What is a Home Equity Loan?

By November 30, 2008Home Equity

Home Equity LoanWhat is home equity?

Your home equity represents the difference between your home’s market value and the debts against it.

Here’s an example of positive home equity.

•    Your home is worth £300,000

•    Your mortgage is £200,000

•    You have a secured loan of £45,000

•    £300,000 market value minus £245,000 cash owing gives you positive home equity of £55,000.

Here’s an example of negative home equity:

•    Your home is worth £300,000

•    Your mortgage is £270,000

•    You have a secured loan of £45,000

•    £300,000 market value minus £315,000 cash owing gives you negative home equity of £15,000.

Obviously, your home equity increases over the years as you pay off your mortgage and property prices rise, as they tend to in the long term.

If you have made any repayments that are larger than usual, or made a few late payments, the balance on your mortgage will be affected. So check that you’ve got your numbers right before calculating the equity in your home.

To calculate home equity accurately, you’ll also need to know the current market value of your home. Get three estate agents round and take the average valuation. Remember you are not obliged to put your home on the market just because the estate agent has given you a valuation! And check local property prices to make sure the agent’s valuation is right for the area.

Free home equity calculators

•    KeyRS.co.uk

•    BBC.co.uk

•    thisismoney.co.uk

If you’re facing repossession and you’ve been in your home for several years, you might have more equity available than you realise. And it might be just what you need to get out of trouble by consolidating your debts.

Home equity loans or ‘secured’ loans

If you own your home and you are a permanent UK resident, you can apply for a home equity or ‘secured’ loan. Equity loans offer low interest rates and long pay back periods. A typical interest rate for a variable secured loan is 8.5%, compared to an unsecured loan interest rate of 16%… almost double.

Obviously your home equity loan is guaranteed by the equity in your home, which is used as security. Because the loan is secured on your home, bear in mind that defaulting on repayments will put you at risk of repossession.
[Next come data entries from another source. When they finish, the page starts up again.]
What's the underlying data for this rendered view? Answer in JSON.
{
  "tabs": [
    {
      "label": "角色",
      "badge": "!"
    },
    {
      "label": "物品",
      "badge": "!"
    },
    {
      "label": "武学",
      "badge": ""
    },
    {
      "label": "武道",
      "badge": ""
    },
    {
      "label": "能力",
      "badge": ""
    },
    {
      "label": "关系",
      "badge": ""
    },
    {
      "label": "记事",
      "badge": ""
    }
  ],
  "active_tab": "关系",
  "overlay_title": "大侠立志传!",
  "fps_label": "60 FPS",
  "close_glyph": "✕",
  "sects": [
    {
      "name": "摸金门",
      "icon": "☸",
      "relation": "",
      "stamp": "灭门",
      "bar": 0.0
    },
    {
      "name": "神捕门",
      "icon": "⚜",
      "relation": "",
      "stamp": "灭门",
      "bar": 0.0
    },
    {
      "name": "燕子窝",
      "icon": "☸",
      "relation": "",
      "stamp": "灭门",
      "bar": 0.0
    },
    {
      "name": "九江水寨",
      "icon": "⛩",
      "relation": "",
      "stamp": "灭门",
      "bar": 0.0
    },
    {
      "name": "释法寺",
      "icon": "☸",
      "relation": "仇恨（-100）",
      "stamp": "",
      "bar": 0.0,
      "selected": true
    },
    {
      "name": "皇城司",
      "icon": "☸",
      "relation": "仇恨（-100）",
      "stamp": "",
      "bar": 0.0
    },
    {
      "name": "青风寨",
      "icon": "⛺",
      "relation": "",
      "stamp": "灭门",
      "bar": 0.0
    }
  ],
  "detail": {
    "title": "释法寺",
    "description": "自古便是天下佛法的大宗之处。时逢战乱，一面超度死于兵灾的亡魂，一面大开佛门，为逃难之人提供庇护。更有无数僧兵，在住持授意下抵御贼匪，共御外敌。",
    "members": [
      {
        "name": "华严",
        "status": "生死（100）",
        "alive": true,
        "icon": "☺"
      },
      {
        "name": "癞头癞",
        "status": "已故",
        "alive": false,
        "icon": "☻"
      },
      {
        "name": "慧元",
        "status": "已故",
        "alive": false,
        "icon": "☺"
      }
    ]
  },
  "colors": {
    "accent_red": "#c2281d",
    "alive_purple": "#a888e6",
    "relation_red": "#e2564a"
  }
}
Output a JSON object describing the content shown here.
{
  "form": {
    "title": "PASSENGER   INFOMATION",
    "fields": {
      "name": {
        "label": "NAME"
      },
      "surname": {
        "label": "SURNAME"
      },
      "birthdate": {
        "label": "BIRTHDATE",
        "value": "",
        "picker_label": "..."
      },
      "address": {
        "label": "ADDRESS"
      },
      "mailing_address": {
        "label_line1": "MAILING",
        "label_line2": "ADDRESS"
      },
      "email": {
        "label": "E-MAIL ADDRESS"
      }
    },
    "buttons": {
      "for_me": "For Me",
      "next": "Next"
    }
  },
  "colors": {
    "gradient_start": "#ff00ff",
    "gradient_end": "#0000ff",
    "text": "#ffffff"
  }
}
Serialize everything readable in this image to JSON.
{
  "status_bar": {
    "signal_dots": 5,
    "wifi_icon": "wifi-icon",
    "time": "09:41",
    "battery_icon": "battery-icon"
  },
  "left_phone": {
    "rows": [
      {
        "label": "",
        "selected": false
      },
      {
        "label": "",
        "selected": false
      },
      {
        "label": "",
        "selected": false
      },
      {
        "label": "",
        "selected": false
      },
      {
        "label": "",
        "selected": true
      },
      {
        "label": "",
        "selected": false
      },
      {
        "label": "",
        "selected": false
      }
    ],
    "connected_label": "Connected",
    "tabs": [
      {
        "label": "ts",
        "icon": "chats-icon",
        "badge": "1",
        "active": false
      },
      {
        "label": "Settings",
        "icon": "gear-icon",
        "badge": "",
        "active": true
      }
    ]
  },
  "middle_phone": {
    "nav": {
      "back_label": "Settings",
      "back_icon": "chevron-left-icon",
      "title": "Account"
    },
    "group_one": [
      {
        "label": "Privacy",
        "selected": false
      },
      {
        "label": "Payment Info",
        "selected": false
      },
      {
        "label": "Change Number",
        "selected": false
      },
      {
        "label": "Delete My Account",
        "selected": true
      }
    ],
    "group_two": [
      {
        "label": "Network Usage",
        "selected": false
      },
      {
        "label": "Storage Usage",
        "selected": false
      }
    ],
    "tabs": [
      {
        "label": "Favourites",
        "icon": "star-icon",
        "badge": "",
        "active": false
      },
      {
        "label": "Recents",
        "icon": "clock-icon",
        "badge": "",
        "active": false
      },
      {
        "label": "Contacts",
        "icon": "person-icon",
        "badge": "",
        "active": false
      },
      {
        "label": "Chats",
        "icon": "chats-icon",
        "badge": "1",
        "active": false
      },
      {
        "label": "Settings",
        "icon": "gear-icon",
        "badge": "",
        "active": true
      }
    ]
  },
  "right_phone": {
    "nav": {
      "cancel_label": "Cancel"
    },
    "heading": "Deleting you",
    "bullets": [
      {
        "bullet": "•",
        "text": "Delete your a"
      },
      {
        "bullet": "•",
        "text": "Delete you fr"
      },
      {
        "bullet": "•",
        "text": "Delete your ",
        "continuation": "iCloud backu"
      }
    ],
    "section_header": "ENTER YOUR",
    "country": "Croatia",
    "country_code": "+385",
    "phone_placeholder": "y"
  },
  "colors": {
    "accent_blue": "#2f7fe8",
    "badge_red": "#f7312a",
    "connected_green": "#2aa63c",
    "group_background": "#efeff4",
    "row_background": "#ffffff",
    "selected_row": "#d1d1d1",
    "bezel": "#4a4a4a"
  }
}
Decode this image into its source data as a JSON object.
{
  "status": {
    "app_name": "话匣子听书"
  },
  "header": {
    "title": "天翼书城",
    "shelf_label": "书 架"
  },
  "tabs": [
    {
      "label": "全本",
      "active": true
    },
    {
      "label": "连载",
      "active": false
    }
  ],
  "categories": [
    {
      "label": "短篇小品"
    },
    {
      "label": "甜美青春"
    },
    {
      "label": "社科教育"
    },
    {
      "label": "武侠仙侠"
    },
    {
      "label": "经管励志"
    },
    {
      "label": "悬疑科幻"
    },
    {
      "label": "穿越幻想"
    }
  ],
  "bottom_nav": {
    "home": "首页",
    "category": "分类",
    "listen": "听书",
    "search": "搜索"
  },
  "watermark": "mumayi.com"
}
Home equity release schemes for over 55s

Equity release gives immediate access to the equity in your property by giving you a loan against the value of the property. It is paid either as a monthly payment or a lump sum. You stay in your home. You don’t pay the loan off, the debt is settled when you die, or sell the house yourself in order to downsize or fund long term care. Generally, you must be over 55 with at least £40,000 home equity.